AI Navigate

ベテランの若手育成負担を減らせ、PLC制御の「ラダー図」をAIで生成

日経XTECH / 3/19/2026

📰 NewsTools & Practical UsageIndustry & Market Moves

Key Points

  • ベテラン設計者の負担を減らし、若手育成をAIで支援するPLCラダープログラム生成の取り組みを紹介。
  • ラダー図は接点とコイルの配置で動作条件を直感的に示し、AI生成で学習期間の短縮と設計作業の効率化が期待される。
  • 従来の技能伝承は時間を要するが、AIが初期ドラフトを提供することでベテランの確認・修正負担を軽減する可能性。
  • 中間言語を介してのラダー図生成など、実装方針の検討も進んでいる。

 「ベテランが実務と若手育成の両方を担っており、負担が増えている」――。こう話すのは、生産設備の受注設計・製作を手掛けるオージーエヌ(愛知県岡崎市)の歌野翔太社長だ。技能伝承の効率化は、設計の現場でも求められている。生産設備の電気設計における技能伝承をAI(人工知能)の活用で支援する同社の取り組みを見てみよう。

 同社がAI活用の対象とした業務は、PLC(プログラミングロジックコントローラ)を制御するラダープログラムの作成だ。機械を動かす電気回路図(リレーシーケンス図)がベースとなっており、2本の縦線とそれらを結ぶ横線をベースに表現する形がはしご(ラダー)に似ている。ラダープログラムはラダー図とも呼ばれる。

ラダー図
ラダー図
(出所:オージーエヌ)
[画像のクリックで拡大表示]

 ラダー図は上から下、左から右へと進んでいくため、プログラムの実行順が分かりやすい。また、ラダー図の左側にスイッチやセンサーなどの「接点」、右側にアクチュエーターやランプなどの「コイル」を配置しており、「このスイッチが入ったらこのモーターが動く」「このセンサーが反応したらこのランプが点灯する」といった条件も直感的に理解できる。

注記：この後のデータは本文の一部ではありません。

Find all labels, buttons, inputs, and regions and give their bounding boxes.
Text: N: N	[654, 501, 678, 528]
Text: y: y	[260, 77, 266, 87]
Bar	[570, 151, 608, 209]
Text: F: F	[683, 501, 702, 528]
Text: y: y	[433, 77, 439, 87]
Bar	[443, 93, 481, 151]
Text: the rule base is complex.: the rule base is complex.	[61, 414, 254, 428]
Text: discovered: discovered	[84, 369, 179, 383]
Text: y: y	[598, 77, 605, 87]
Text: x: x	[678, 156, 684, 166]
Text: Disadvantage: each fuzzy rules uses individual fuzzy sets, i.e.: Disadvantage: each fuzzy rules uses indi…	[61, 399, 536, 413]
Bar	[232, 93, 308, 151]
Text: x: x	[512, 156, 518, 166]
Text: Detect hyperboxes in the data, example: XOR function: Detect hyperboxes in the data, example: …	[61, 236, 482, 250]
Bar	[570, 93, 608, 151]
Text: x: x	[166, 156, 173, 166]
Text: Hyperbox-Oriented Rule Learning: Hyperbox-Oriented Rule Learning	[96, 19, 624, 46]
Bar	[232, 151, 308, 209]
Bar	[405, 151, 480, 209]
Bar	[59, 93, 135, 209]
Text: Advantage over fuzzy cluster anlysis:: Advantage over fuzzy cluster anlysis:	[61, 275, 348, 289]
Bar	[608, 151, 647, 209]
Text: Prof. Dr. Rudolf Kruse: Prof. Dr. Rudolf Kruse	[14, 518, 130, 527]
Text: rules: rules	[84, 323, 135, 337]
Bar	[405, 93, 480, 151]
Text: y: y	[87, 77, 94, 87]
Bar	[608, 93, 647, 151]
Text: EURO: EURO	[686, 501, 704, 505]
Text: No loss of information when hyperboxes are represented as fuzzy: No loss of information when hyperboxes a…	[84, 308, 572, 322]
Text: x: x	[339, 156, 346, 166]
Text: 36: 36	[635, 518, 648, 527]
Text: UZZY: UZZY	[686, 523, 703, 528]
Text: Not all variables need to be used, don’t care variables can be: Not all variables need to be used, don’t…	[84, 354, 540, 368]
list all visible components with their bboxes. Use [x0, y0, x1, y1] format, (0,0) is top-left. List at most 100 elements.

 こうしたメリットがあるため、ラダー図はPLCのプログラミング言語として現在も広く使われている。数式を用いた複雑な計算処理では別の言語(ST言語など)を使う場合があるものの、これまで蓄積したプログラムの活用や既存機器のメンテナンスを考えると、ラダー図を作成する技能を絶やすわけにはいかない。

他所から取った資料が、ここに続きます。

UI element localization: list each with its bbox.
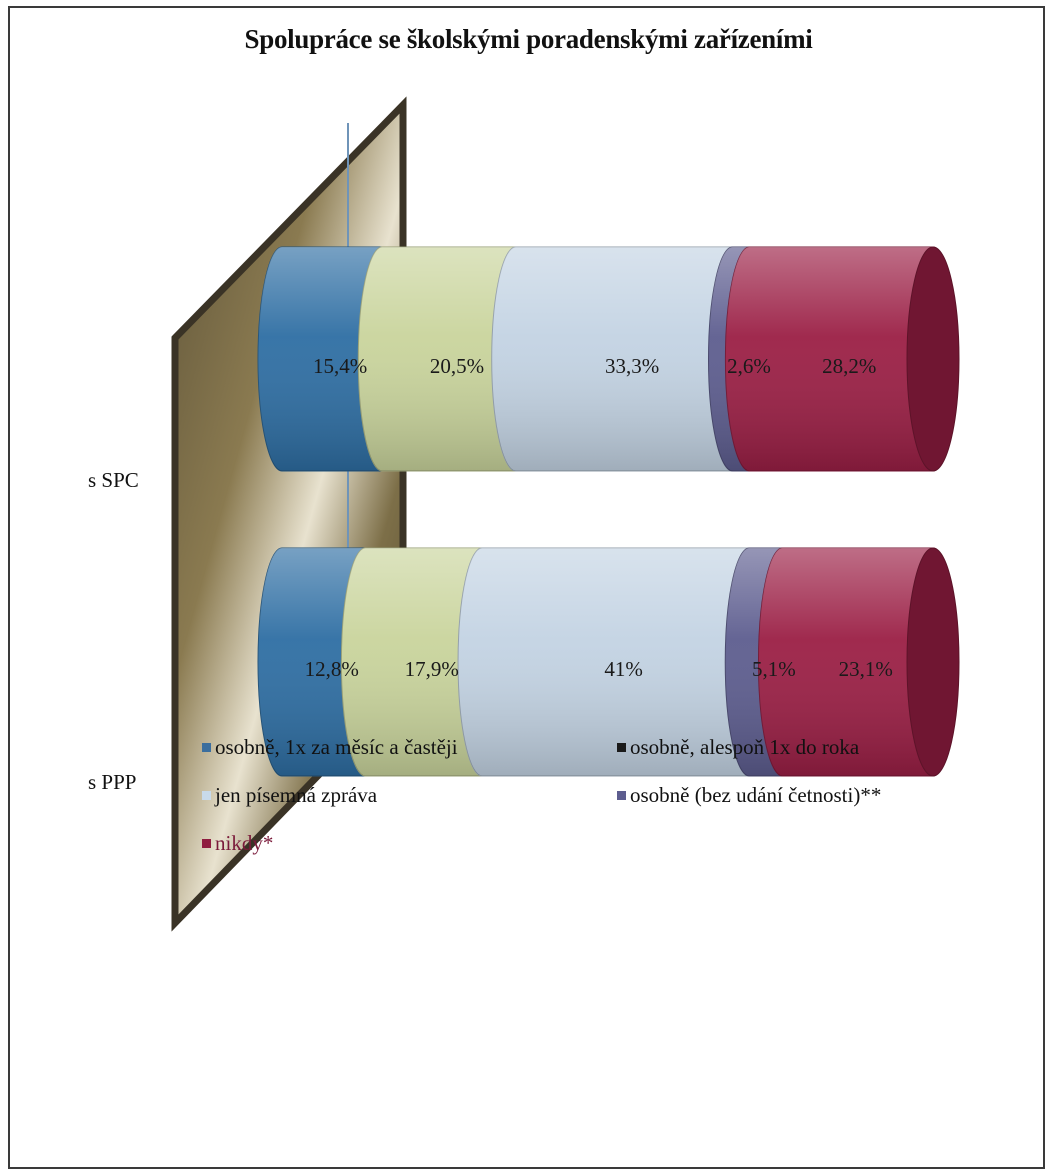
data-label: 28,2% [822, 354, 876, 378]
legend-label: osobně (bez udání četnosti)** [630, 783, 882, 807]
chart-title: Spolupráce se školskými poradenskými zař… [244, 24, 813, 54]
legend-item: osobně, alespoň 1x do roka [617, 735, 859, 760]
category-label: s SPC [88, 468, 139, 492]
bar-end-cap [906, 547, 960, 777]
data-label: 5,1% [752, 657, 796, 681]
bar-end-cap [906, 246, 960, 472]
data-label: 23,1% [839, 657, 893, 681]
bar-segment-shading [458, 548, 774, 776]
data-label: 20,5% [430, 354, 484, 378]
chart-frame: Spolupráce se školskými poradenskými zař… [8, 6, 1045, 1169]
category-label: s PPP [88, 770, 136, 794]
data-label: 33,3% [605, 354, 659, 378]
legend-item: jen písemná zpráva [202, 783, 377, 808]
bar-segment-shading [758, 548, 957, 776]
data-label: 2,6% [727, 354, 771, 378]
legend-label: jen písemná zpráva [215, 783, 378, 807]
legend-item: osobně, 1x za měsíc a častěji [202, 735, 458, 760]
legend-item: osobně (bez udání četnosti)** [617, 783, 881, 808]
bar-segment-shading [358, 247, 540, 471]
data-label: 41% [604, 657, 643, 681]
legend-item: nikdy* [202, 831, 273, 856]
legend-label: nikdy* [215, 831, 274, 855]
chart-plot: 15,4% 20,5% 33,3% 2,6% 28,2% 12,8% 17,9% 41% 5,1… [88, 96, 960, 932]
data-label: 17,9% [405, 657, 459, 681]
legend-swatch [202, 838, 211, 848]
legend-label: osobně, 1x za měsíc a častěji [215, 735, 458, 759]
bar-segment-shading [491, 247, 757, 471]
legend-swatch [202, 742, 211, 752]
bar-segment-shading [725, 247, 957, 471]
data-label: 15,4% [313, 354, 367, 378]
legend-swatch [617, 790, 626, 800]
data-label: 12,8% [305, 657, 359, 681]
legend-label: osobně, alespoň 1x do roka [630, 735, 860, 759]
legend-swatch [617, 742, 626, 752]
legend-swatch [202, 790, 211, 800]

 視認性が高く、一見すると単純そうに思えるラダー図だが、その習得は一筋縄ではいかない。ラダー図のルールを知識として知っていても、どんな接点やコイルをどういう順番で配置するのかは設計者の腕次第。うまく動作しなかった際の修正にも、実際の設備を理解した上での臨機応変さが必要だ。

 若手設計者がラダー図の技能を習得するプロセスとしては従来、まずベテラン設計者の手伝いをしながら基礎を学んだ後、部分的なラダー図の作成を担当するなど、何年もかけて担当業務を広げていく。歌野社長は「はじめから多くのラダー図を作成すれば技能の習得は早まるかもしれないが、ベテランが確認・修正する手間が増えてしまう」と難しさを語る。

 そこで考えたのが、若手設計者が経験を積む初期段階においてAIを活用し、ベテラン設計者の負担を軽減する方法だ。歌野社長は「ラダー図をAIで生成できれば、ベテランが1から教えている内容をある程度は習得でき、習得期間の短縮とベテランの負荷軽減を実現できると考えた」と振り返る。